The chaperones stop by my apartment after they talk to Maureen for 45 minutes or so in her apartment. I give them the quick tour. They are on their way to supper with Maureen in the cafeteria. I tell them I am writing. I try to write at least 2,000 words a day about my China experience. The woman who looks like the stereo typical older liberal California school teacher tells me ‘That is dedication’ with the emphasis on ‘that’. I want to tell her I am doing it because I stopped drinking 9 months ago and I have to kill that time I spent drinking vodka, wine, whiskey, scotch, whatever with something. Instead I say thank you.

I boil a chicken breast – two chicken breasts cost less than a dollar here – and toast a piece of bread. I eat out on the balcony. The time is 5:35 pm.

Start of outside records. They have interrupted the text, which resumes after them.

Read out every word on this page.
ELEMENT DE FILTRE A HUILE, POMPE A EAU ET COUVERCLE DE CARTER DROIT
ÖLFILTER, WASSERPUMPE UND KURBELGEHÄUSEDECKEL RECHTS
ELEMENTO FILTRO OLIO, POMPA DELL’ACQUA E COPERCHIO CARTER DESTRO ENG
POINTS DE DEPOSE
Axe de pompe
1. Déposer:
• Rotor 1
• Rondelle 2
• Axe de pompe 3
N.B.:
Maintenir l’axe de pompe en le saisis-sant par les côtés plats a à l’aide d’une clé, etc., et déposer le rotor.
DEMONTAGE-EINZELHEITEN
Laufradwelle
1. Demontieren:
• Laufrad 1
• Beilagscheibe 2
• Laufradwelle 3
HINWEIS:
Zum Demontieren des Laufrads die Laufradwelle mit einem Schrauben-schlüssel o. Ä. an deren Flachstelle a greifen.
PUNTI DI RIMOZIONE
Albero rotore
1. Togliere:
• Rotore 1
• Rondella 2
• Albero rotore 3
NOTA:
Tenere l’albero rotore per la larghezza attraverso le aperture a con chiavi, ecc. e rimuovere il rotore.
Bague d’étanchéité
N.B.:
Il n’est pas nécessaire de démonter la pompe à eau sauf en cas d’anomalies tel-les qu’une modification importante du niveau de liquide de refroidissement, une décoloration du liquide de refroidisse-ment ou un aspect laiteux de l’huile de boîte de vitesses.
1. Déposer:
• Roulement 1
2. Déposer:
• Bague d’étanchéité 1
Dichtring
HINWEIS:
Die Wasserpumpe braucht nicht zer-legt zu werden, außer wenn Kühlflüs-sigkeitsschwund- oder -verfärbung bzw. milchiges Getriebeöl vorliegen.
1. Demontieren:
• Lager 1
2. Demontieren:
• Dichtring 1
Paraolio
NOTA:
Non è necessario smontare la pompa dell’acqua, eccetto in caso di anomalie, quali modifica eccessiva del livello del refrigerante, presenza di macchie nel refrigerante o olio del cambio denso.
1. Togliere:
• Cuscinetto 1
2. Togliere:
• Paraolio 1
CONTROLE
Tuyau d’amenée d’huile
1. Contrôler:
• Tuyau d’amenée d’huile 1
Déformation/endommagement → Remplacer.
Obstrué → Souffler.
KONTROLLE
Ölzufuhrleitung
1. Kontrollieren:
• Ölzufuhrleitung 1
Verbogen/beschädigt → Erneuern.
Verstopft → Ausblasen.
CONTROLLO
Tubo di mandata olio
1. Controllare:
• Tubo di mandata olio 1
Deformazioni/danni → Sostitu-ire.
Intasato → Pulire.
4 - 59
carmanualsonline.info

After I eat, I walk to downtown Songjiang. I head for the alleys. That is where I have found the good stuff these days. The price is right - 5 yuan (three yuan less than a dollar). I find two dealers. I give each of them 5 yuan. From one dealer, I score ‘Sin City.’ From the other dealer, I score ‘Mirror Mask.’ I will turn on the two students I invited over tomorrow.

I stop by the grocery and get a liter container of the Suntory tea that I like and another liter of the Minute Maid orange juice that I picked up at Bai Ren Fa the other night. When I first drank the orange juice, I thought it was orange drink. I did not shake it up. Halfway through the liter container, I reached the pulp and a lot of it. For the two 1 liter bottles, the total is 11.30 yuan which is less than a dollar and a half.

The heat has arrived. Earlier, the male chaperone told me Shanghai is nicknamed the furnace. I have not yet turned on my air conditioner. Maybe I will turn on my air conditioner tonight.

1 Comments:

Blogger mike blur said...

Tyson - orange juice makers *add* pulp to OJ before it hits the market; one could say pulp is an additive. They add pulp to give OJ some "authenticity" desired by consumers.

Dig you blog btw. I think it was only a year or so ago when you and your band rocked the Replay in Lawrence Kansas!